Aston Martin will bekanntlich sein erstes Elektroauto im Jahr 2025 bringen – also schon in zwei Jahren. Nun gibt der kleine britische Hersteller offiziell bekannt, dass dabei Technik von Lucid Motors zum Einsatz kommen soll. Dazu wurde nun eine Vereinbarung mit dem US-Startup getroffen.

Nach der Liefervereinbarung wird die Lucid Group dem Sportwagenspezialisten Elektroantriebe und Batterien zur Verfügung stellen. Wie Reuters berichtet, erhält Lucid dafür 3,7 Prozent der Aktien von Aston Martin. Außerdem will Aston Martin einen nicht bezifferten Betrag in Bar zahlen und neue Stammaktien an Lucid ausgeben. Nach dem Bericht entspricht das einem Gesamtwert von etwa 232 Millionen US-Dollar (oder etwa 213 Millionen Euro).

Aston-Martin-Chef Lawrence Stroll sagte: "Die Liefervereinbarung mit Lucid ist ein entscheidender Faktor für das zukünftige, auf Elektrofahrzeuge ausgerichtete Wachstum von Aston Martin." Stroll will die Lucid-Technik mit den markeneigenen Entwicklungen unter Leitung des Technik-Chefs Roberto Fedeli sowie dem markentypischen Luxus kombinieren.

"Zusammen mit Mercedes-Benz haben wir jetzt zwei erstklassige Zulieferer, welche die interne Entwicklung und die Investitionen unterstützen, die wir zur Umsetzung unserer Elektrifizierungsstrategie tätigen", so Stroll weiter. 

Die Kooperation mit Lucid ersetzt keineswegs die langjährige Partnerschaft mit Mercedes.
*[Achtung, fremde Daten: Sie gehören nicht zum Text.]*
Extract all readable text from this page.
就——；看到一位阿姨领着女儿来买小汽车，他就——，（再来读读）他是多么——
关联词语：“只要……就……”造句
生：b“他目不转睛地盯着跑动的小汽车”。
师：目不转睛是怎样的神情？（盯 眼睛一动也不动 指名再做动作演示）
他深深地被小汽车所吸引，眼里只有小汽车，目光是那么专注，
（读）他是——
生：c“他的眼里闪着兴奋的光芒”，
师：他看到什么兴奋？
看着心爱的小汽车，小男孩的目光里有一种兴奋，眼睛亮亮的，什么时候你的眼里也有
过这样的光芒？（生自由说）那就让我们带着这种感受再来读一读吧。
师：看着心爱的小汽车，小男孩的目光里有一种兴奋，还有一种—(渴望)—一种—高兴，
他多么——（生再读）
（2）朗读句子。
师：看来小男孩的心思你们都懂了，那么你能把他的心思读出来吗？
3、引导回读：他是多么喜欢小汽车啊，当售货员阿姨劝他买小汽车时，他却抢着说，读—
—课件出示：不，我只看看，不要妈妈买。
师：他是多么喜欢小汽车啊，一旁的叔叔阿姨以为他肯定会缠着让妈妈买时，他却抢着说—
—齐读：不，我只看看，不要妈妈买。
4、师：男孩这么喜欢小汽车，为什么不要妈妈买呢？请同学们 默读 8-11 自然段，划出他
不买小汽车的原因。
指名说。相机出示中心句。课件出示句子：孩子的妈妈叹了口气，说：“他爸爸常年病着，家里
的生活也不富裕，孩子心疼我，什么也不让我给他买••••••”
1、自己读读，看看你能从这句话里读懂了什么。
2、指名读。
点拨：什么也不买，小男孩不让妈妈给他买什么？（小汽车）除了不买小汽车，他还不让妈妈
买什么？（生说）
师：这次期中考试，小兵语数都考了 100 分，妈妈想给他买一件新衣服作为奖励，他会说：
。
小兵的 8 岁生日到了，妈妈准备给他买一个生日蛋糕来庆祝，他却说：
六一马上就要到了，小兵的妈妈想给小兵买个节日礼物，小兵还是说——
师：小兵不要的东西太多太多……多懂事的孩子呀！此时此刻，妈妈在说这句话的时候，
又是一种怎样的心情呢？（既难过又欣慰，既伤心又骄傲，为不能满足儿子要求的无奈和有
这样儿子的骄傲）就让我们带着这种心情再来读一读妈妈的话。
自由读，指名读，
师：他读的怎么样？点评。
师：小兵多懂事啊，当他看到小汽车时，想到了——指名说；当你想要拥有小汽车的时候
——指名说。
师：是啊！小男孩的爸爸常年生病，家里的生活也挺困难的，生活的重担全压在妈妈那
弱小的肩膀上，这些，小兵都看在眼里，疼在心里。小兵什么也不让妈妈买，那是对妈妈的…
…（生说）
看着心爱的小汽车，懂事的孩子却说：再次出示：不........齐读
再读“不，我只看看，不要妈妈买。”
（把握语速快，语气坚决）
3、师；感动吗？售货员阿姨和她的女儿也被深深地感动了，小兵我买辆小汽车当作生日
Die deutsche Marke werde Aston Martin weiter Zugang zu Antriebssträngen und elektrischen sowie elektronischen Architekturen gewähren, die für reine Verbrenner, Hybrid- und Elektrofahrzeuge bestimmt sind. Allerdings will Mercedes seinen Anteil an Aston Martin nicht über die derzeitigen neuen Prozent hinaus erhöhen. Seit Mai ist auch Geely an dem britischen Hersteller beteiligt.

Grundlage für alle geplanten Elektroautos von Aston Martin soll jedoch weder eine Plattform von Mercedes noch die des Lucid Air sein, sondern eine selbst entwickelte, völlig neue Architektur. Durch die Kooperation mit Lucid mit eigenen Entwicklungsergebnissen könne man "eine einzige maßgeschneiderte BEV-Plattform schaffen, die für alle zukünftigen Aston-Martin-Produkte geeignet ist, von Hypercars bis hin zu Sportwagen und SUVs", sagte Technikchef Fedeli.

Diese modulare Plattform soll alle möglichen Karosserietypen tragen – vom Hypercar über Gran Turismos bis hin zu SUVs. Nur einen vagen Vorgeschmack auf diese Modelle bietet das von Aston Martin mitgelieferte Teaserbild (unser Titelbild).

Zu den Vorteilen der neuen Elektroautos gehören laut Aston Martin Batterien mit hoher Energiedichte und Zwei-Motoren-Antriebe, die ein stufenlos einstellbares Allrad-Torque-Vectoring erlauben. Auch sollen die neuen Modelle eine aktive Aerodynamik und einen geringen Luftwiderstand bieten. Der langjährige Partner Brembo werde eine neue Brake-by-Wire-Technologie beisteuern, Pirelli will mit dem "Cyber ​​Tyre" eine neue Generation von Reifen bringen, die mit diversen Sensoren eine Vielzahl von Daten zur Belastung jedes einzelnen Reifens sammeln.

Das Elektrifizierungsprogramm von Aston Martin sieht für die nächsten fünf Jahre eine Investition von über 2 Milliarden Pfund in moderne Technologien vor, wobei sich der Fokus schrittweise von der Verbrenner-Technik weg hin zu batterieelektrischen Antrieben verschieben soll. Ab 2030 soll die gesamte "Kernpalette" elektrisch sein.